Muchos torturados son inocentes
Un estudio del programa Phoenix, un
proyecto de la CIA bajo cuyo amparo se torturó y asesinó a miles de
personas durante la guerra de Vietnam, encontró —según Ryan Cooper— que por cada guerrillero del Viet Cong
torturado se torturó a treinta y ocho inocentes. Otros estudios han
encontrado que la proporción era incluso mayor, de setenta y ocho a uno.

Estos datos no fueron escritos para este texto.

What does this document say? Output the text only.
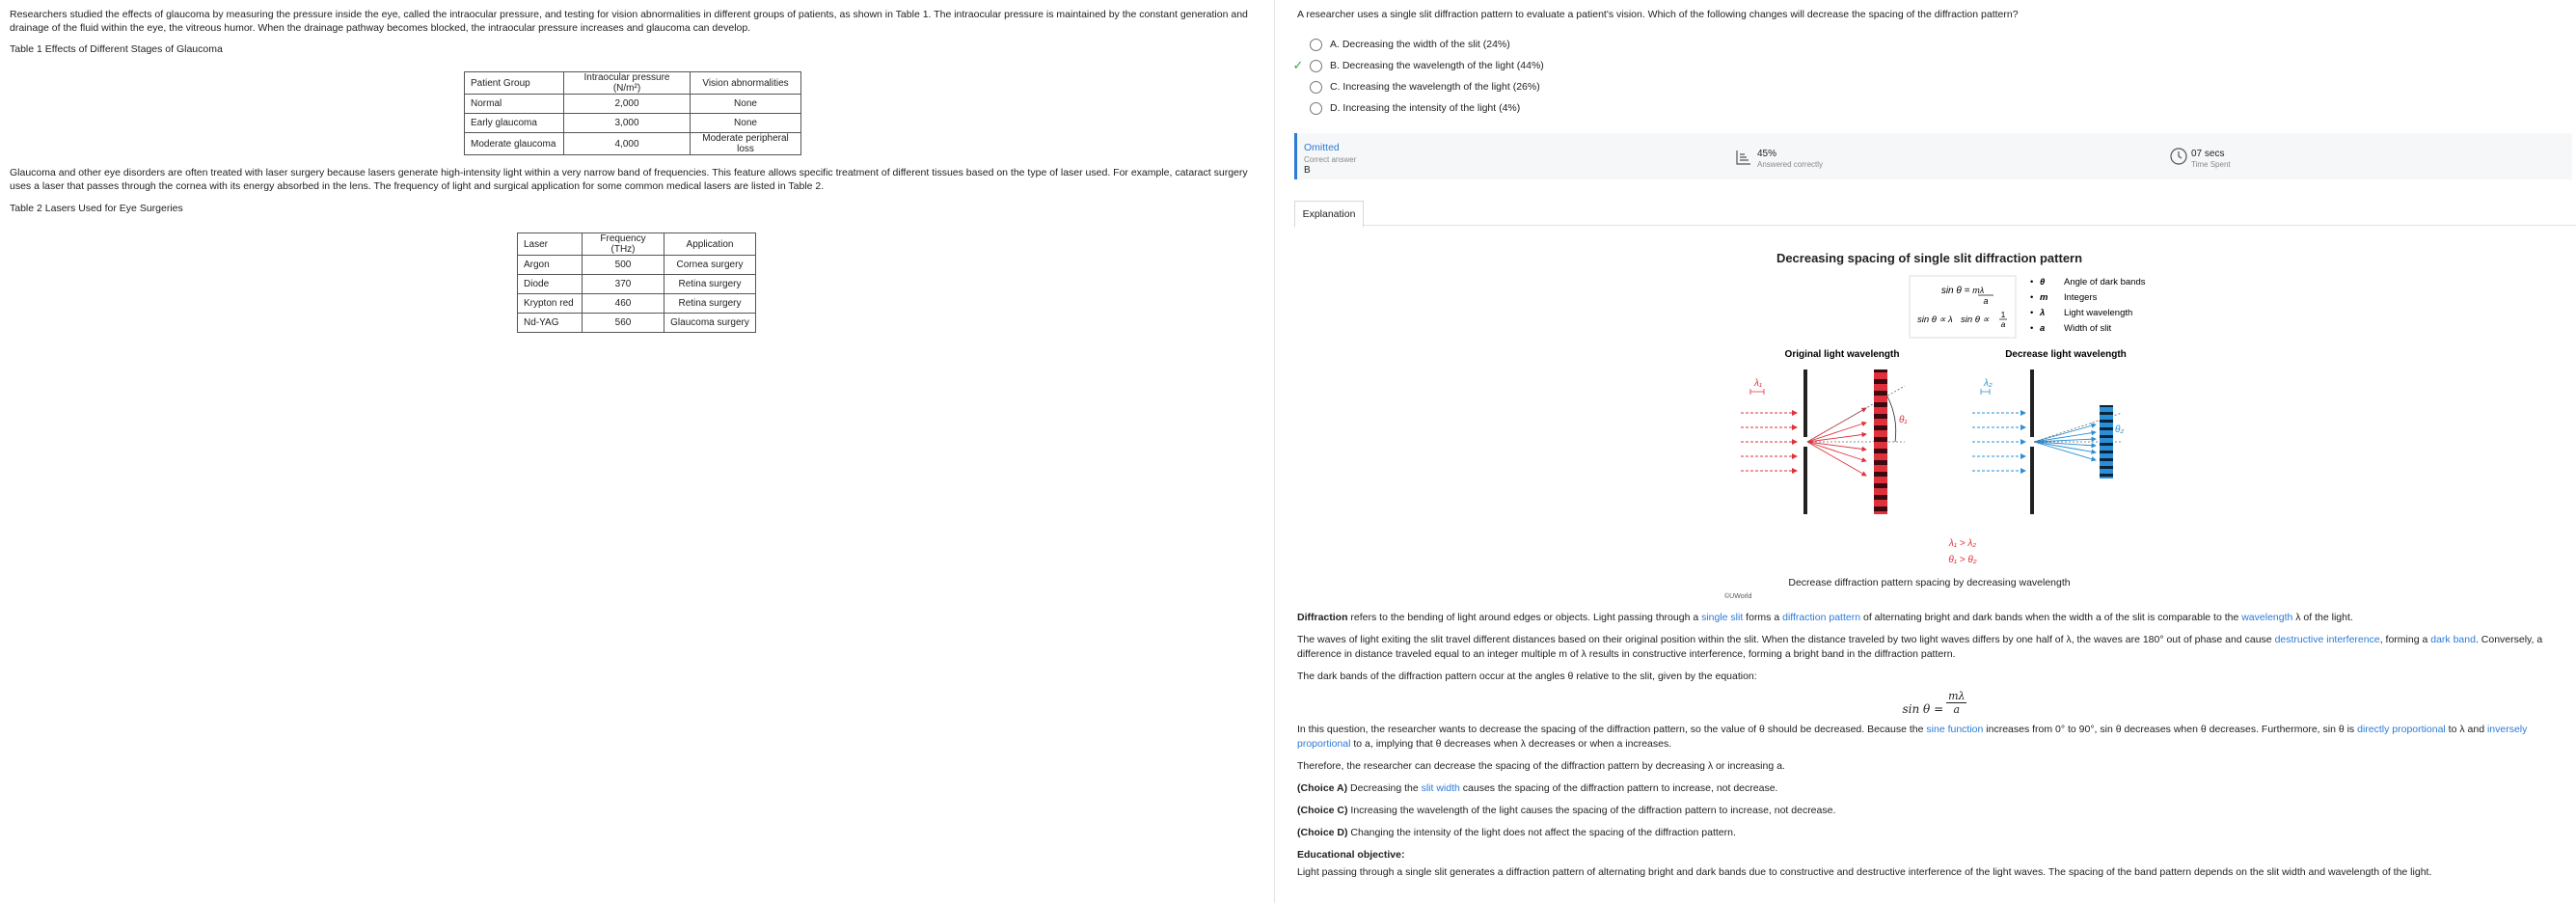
Researchers studied the effects of glaucoma by measuring the pressure inside the eye, called the intraocular pressure, and testing for vision abnormalities in different groups of patients, as shown in Table 1. The intraocular pressure is maintained by the constant generation and drainage of the fluid within the eye, the vitreous humor. When the drainage pathway becomes blocked, the intraocular pressure increases and glaucoma can develop.

Table 1 Effects of Different Stages of Glaucoma

Patient Group	Intraocular pressure (N/m²)	Vision abnormalities
Normal	2,000	None
Early glaucoma	3,000	None
Moderate glaucoma	4,000	Moderate peripheral loss

Glaucoma and other eye disorders are often treated with laser surgery because lasers generate high-intensity light within a very narrow band of frequencies. This feature allows specific treatment of different tissues based on the type of laser used. For example, cataract surgery uses a laser that passes through the cornea with its energy absorbed in the lens. The frequency of light and surgical application for some common medical lasers are listed in Table 2.

Table 2 Lasers Used for Eye Surgeries

Laser	Frequency (THz)	Application
Argon	500	Cornea surgery
Diode	370	Retina surgery
Krypton red	460	Retina surgery
Nd-YAG	560	Glaucoma surgery

A researcher uses a single slit diffraction pattern to evaluate a patient's vision. Which of the following changes will decrease the spacing of the diffraction pattern?

A. Decreasing the width of the slit (24%)
✓	B. Decreasing the wavelength of the light (44%)
C. Increasing the wavelength of the light (26%)
D. Increasing the intensity of the light (4%)
Omitted
Correct answer
B
45%
Answered correctly
07 secs
Time Spent
Explanation
Decreasing spacing of single slit diffraction pattern
sin θ = mλ
a
sin θ ∝ λ sin θ ∝ 1
a
• θ Angle of dark bands
• m Integers
• λ Light wavelength
• a Width of slit
Original light wavelength	Decrease light wavelength
λ₁
θ₁
λ₂
θ₂
λ₁ > λ₂
θ₁ > θ₂
©UWorld
Decrease diffraction pattern spacing by decreasing wavelength

Diffraction refers to the bending of light around edges or objects. Light passing through a single slit forms a diffraction pattern of alternating bright and dark bands when the width a of the slit is comparable to the wavelength λ of the light.

The waves of light exiting the slit travel different distances based on their original position within the slit. When the distance traveled by two light waves differs by one half of λ, the waves are 180° out of phase and cause destructive interference, forming a dark band. Conversely, a difference in distance traveled equal to an integer multiple m of λ results in constructive interference, forming a bright band in the diffraction pattern.

The dark bands of the diffraction pattern occur at the angles θ relative to the slit, given by the equation:

$\sin \theta = \frac{m\lambda}{a}$

In this question, the researcher wants to decrease the spacing of the diffraction pattern, so the value of θ should be decreased. Because the sine function increases from 0° to 90°, sin θ decreases when θ decreases. Furthermore, sin θ is directly proportional to λ and inversely proportional to a, implying that θ decreases when λ decreases or when a increases.

Therefore, the researcher can decrease the spacing of the diffraction pattern by decreasing λ or increasing a.

(Choice A) Decreasing the slit width causes the spacing of the diffraction pattern to increase, not decrease.

(Choice C) Increasing the wavelength of the light causes the spacing of the diffraction pattern to increase, not decrease.

(Choice D) Changing the intensity of the light does not affect the spacing of the diffraction pattern.

Educational objective:

Light passing through a single slit generates a diffraction pattern of alternating bright and dark bands due to constructive and destructive interference of the light waves. The spacing of the band pattern depends on the slit width and wavelength of the light.
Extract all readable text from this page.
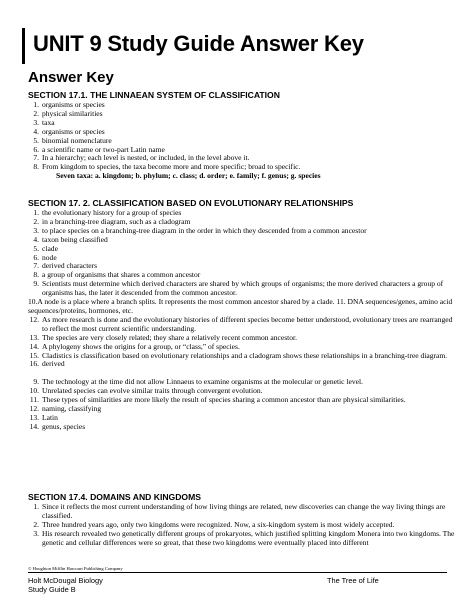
UNIT 9 Study Guide Answer Key
Answer Key
SECTION 17.1. THE LINNAEAN SYSTEM OF CLASSIFICATION
1. organisms or species
2. physical similarities
3. taxa
4. organisms or species
5. binomial nomenclature
6. a scientific name or two-part Latin name
7. In a hierarchy; each level is nested, or included, in the level above it.
8. From kingdom to species, the taxa become more and more specific; broad to specific.
Seven taxa: a. kingdom; b. phylum; c. class; d. order; e. family; f. genus; g. species
SECTION 17. 2. CLASSIFICATION BASED ON EVOLUTIONARY RELATIONSHIPS
1. the evolutionary history for a group of species
2. in a branching-tree diagram, such as a cladogram
3. to place species on a branching-tree diagram in the order in which they descended from a common ancestor
4. taxon being classified
5. clade
6. node
7. derived characters
8. a group of organisms that shares a common ancestor
9. Scientists must determine which derived characters are shared by which groups of organisms; the more derived characters a group of organisms has, the later it descended from the common ancestor.
10.A node is a place where a branch splits. It represents the most common ancestor shared by a clade. 11. DNA sequences/genes, amino acid sequences/proteins, hormones, etc.
12. As more research is done and the evolutionary histories of different species become better understood, evolutionary trees are rearranged to reflect the most current scientific understanding.
13. The species are very closely related; they share a relatively recent common ancestor.
14. A phylogeny shows the origins for a group, or “class,” of species.
15. Cladistics is classification based on evolutionary relationships and a cladogram shows these relationships in a branching-tree diagram.
16. derived
9. The technology at the time did not allow Linnaeus to examine organisms at the molecular or genetic level.
10. Unrelated species can evolve similar traits through convergent evolution.
11. These types of similarities are more likely the result of species sharing a common ancestor than are physical similarities.
12. naming, classifying
13. Latin
14. genus, species
SECTION 17.4. DOMAINS AND KINGDOMS
1. Since it reflects the most current understanding of how living things are related, new discoveries can change the way living things are classified.
2. Three hundred years ago, only two kingdoms were recognized. Now, a six-kingdom system is most widely accepted.
3. His research revealed two genetically different groups of prokaryotes, which justified splitting kingdom Monera into two kingdoms. The genetic and cellular differences were so great, that these two kingdoms were eventually placed into different
© Houghton Mifflin Harcourt Publishing Company
Holt McDougal Biology
Study Guide B
The Tree of Life
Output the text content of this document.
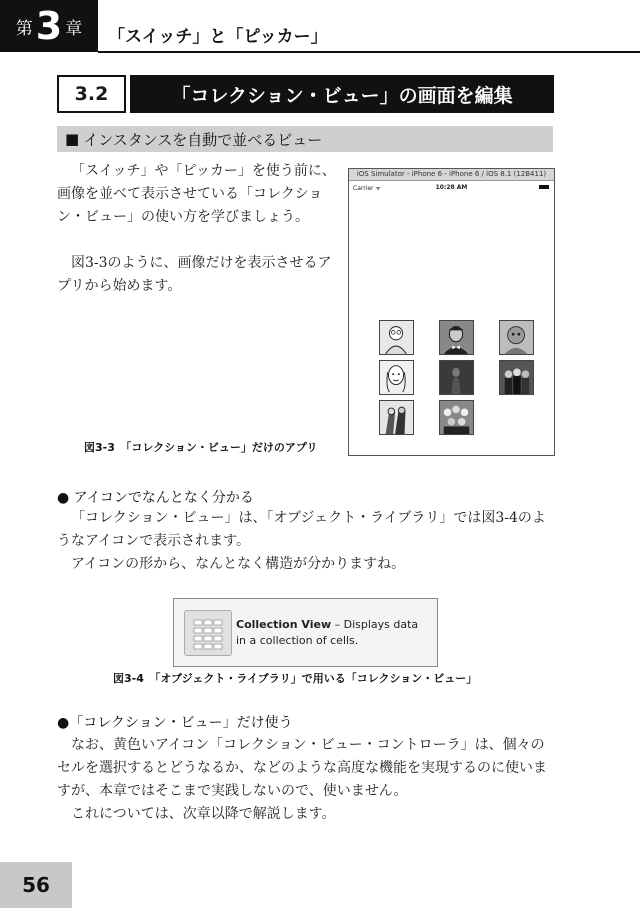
第 3 章 「スイッチ」と「ピッカー」
3.2	「コレクション・ビュー」の画面を編集
■ インスタンスを自動で並べるビュー

「スイッチ」や「ピッカー」を使う前に、画像を並べて表示させている「コレクション・ビュー」の使い方を学びましょう。

図3-3のように、画像だけを表示させるアプリから始めます。

iOS Simulator - iPhone 6 - iPhone 6 / iOS 8.1 (12B411)
Carrier ᯤ	10:28 AM
図3-3　「コレクション・ビュー」だけのアプリ
● アイコンでなんとなく分かる

「コレクション・ビュー」は、「オブジェクト・ライブラリ」では図3-4のようなアイコンで表示されます。

アイコンの形から、なんとなく構造が分かりますね。

Collection View – Displays data
in a collection of cells.
図3-4　「オブジェクト・ライブラリ」で用いる「コレクション・ビュー」
●「コレクション・ビュー」だけ使う

なお、黄色いアイコン「コレクション・ビュー・コントローラ」は、個々のセルを選択するとどうなるか、などのような高度な機能を実現するのに使いますが、本章ではそこまで実践しないので、使いません。

これについては、次章以降で解説します。

56
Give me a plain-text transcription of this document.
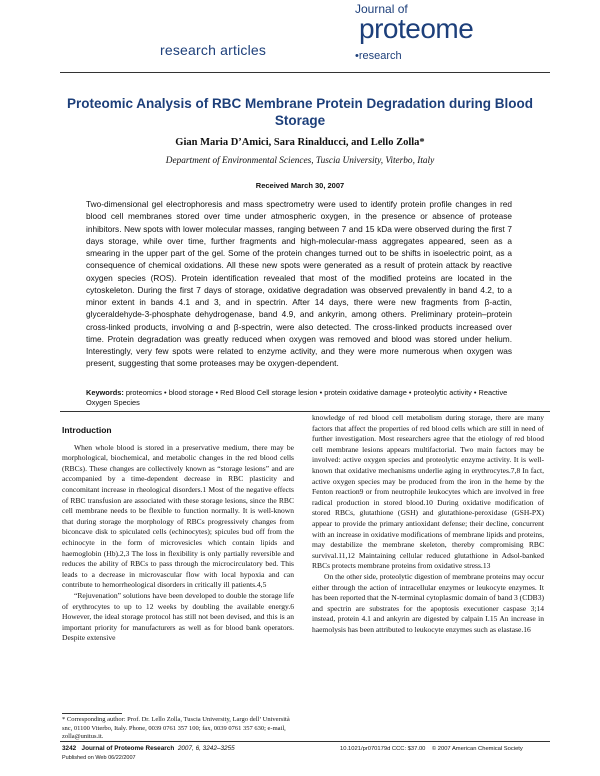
research articles
Journal of
proteome
•research
Proteomic Analysis of RBC Membrane Protein Degradation during Blood Storage
Gian Maria D’Amici, Sara Rinalducci, and Lello Zolla*
Department of Environmental Sciences, Tuscia University, Viterbo, Italy
Received March 30, 2007
Two-dimensional gel electrophoresis and mass spectrometry were used to identify protein profile changes in red blood cell membranes stored over time under atmospheric oxygen, in the presence or absence of protease inhibitors. New spots with lower molecular masses, ranging between 7 and 15 kDa were observed during the first 7 days storage, while over time, further fragments and high-molecular-mass aggregates appeared, seen as a smearing in the upper part of the gel. Some of the protein changes turned out to be shifts in isoelectric point, as a consequence of chemical oxidations. All these new spots were generated as a result of protein attack by reactive oxygen species (ROS). Protein identification revealed that most of the modified proteins are located in the cytoskeleton. During the first 7 days of storage, oxidative degradation was observed prevalently in band 4.2, to a minor extent in bands 4.1 and 3, and in spectrin. After 14 days, there were new fragments from β-actin, glyceraldehyde-3-phosphate dehydrogenase, band 4.9, and ankyrin, among others. Preliminary protein–protein cross-linked products, involving α and β-spectrin, were also detected. The cross-linked products increased over time. Protein degradation was greatly reduced when oxygen was removed and blood was stored under helium. Interestingly, very few spots were related to enzyme activity, and they were more numerous when oxygen was present, suggesting that some proteases may be oxygen-dependent.
Keywords: proteomics • blood storage • Red Blood Cell storage lesion • protein oxidative damage • proteolytic activity • Reactive Oxygen Species
Introduction

When whole blood is stored in a preservative medium, there may be morphological, biochemical, and metabolic changes in the red blood cells (RBCs). These changes are collectively known as “storage lesions” and are accompanied by a time-dependent decrease in RBC plasticity and concomitant increase in rheological disorders.1 Most of the negative effects of RBC transfusion are associated with these storage lesions, since the RBC cell membrane needs to be flexible to function normally. It is well-known that during storage the morphology of RBCs progressively changes from biconcave disk to spiculated cells (echinocytes); spicules bud off from the echinocyte in the form of microvesicles which contain lipids and haemoglobin (Hb).2,3 The loss in flexibility is only partially reversible and reduces the ability of RBCs to pass through the microcirculatory bed. This leads to a decrease in microvascular flow with local hypoxia and can contribute to hemorrheological disorders in critically ill patients.4,5

“Rejuvenation” solutions have been developed to double the storage life of erythrocytes to up to 12 weeks by doubling the available energy.6 However, the ideal storage protocol has still not been devised, and this is an important priority for manufacturers as well as for blood bank operators. Despite extensive

knowledge of red blood cell metabolism during storage, there are many factors that affect the properties of red blood cells which are still in need of further investigation. Most researchers agree that the etiology of red blood cell membrane lesions appears multifactorial. Two main factors may be involved: active oxygen species and proteolytic enzyme activity. It is well-known that oxidative mechanisms underlie aging in erythrocytes.7,8 In fact, active oxygen species may be produced from the iron in the heme by the Fenton reaction9 or from neutrophile leukocytes which are involved in free radical production in stored blood.10 During oxidative modification of stored RBCs, glutathione (GSH) and glutathione-peroxidase (GSH-PX) appear to provide the primary antioxidant defense; their decline, concurrent with an increase in oxidative modifications of membrane lipids and proteins, may destabilize the membrane skeleton, thereby compromising RBC survival.11,12 Maintaining cellular reduced glutathione in Adsol-banked RBCs protects membrane proteins from oxidative stress.13

On the other side, proteolytic digestion of membrane proteins may occur either through the action of intracellular enzymes or leukocyte enzymes. It has been reported that the N-terminal cytoplasmic domain of band 3 (CDB3) and spectrin are substrates for the apoptosis executioner caspase 3;14 instead, protein 4.1 and ankyrin are digested by calpain I.15 An increase in haemolysis has been attributed to leukocyte enzymes such as elastase.16

* Corresponding author: Prof. Dr. Lello Zolla, Tuscia University, Largo dell’ Università snc, 01100 Viterbo, Italy. Phone, 0039 0761 357 100; fax, 0039 0761 357 630; e-mail, zolla@unitus.it.
3242 Journal of Proteome Research 2007, 6, 3242–3255
Published on Web 06/22/2007
10.1021/pr070179d CCC: $37.00 © 2007 American Chemical Society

La tortura es en ocasiones una vía hacia el enriquecimiento personal
No solo tenemos el caso de los
directivos de la APA que mencionábamos anteriormente. Los responsables
sudvietnamitas del proyecto Phoenix eran a menudo burócratas
incompetentes que se lucraron con las pertenencias de sus víctimas,
dándose casos en los que incluso aceptaron sobornos para liberar a
detenidos que sí eran realmente miembros del Viet Cong. Algunos
militares argentinos obligaban a los secuestrados bajo su custodia a
firmar contratos de compraventa de sus propiedades a su favor. La
tortura es el negocio del torturador.
Por todo ello, más allá del ataque
frontal contra los principios y valores sobre los que hemos construido
todo aquello que hoy queremos defender, la tortura es un método burdo y
de malos resultados para obtener información. Las fuentes de error son
sistemáticas e imposibles de erradicar. Las memorias verídicas se
borran, se distorsionan y se alteran por culpa de la propia tortura. Se
ha llegado a decir que disparando al azar en una multitud hay más
posibilidades de acertar a un enemigo que siguiendo las pistas obtenidas
con la tortura de un detenido.
Así, más allá de los estudios
científicos pero reforzados por estos, la perspectiva que nos
proporcionan los últimos catorce años de lucha contra el terrorismo islámico
nos dice claramente que en ningún caso debemos dejar en segundo plano
los valores éticos y morales que nos constituyen como sociedad y como
individuos, que lejos de sacrificarlos en pro de un bien mayor debemos
reforzar nuestro compromiso con los derechos humanos y que la tortura
nunca, jamás, es el camino. La tortura está prohibida porque es inmoral,
cruel e inhumana, pero además es inútil, mina la autoridad moral de
quien la practica, hace avanzar la causa de los terroristas y daña
profundamente los estados de derecho.
Para leer más:
- Childress S, Boghani P, Breslow JM (2014) «The CIA Torture Report: What You Need To Know». Frontline 9 de diciembre. Enlace.
- Cooper R (2014) «Why torture doesn’t work: A definitive guide». The Week 18 de diciembre. Enlace.
- Harris LT (2015) «Neuroscience: Tortured reasoning». Nature 527: 35–36.
- O’Mara S (2015) Why Torture Doesn’t Work: The Neuroscience of Interrogation. Harvard University Press, Cambridge, Massachusetts.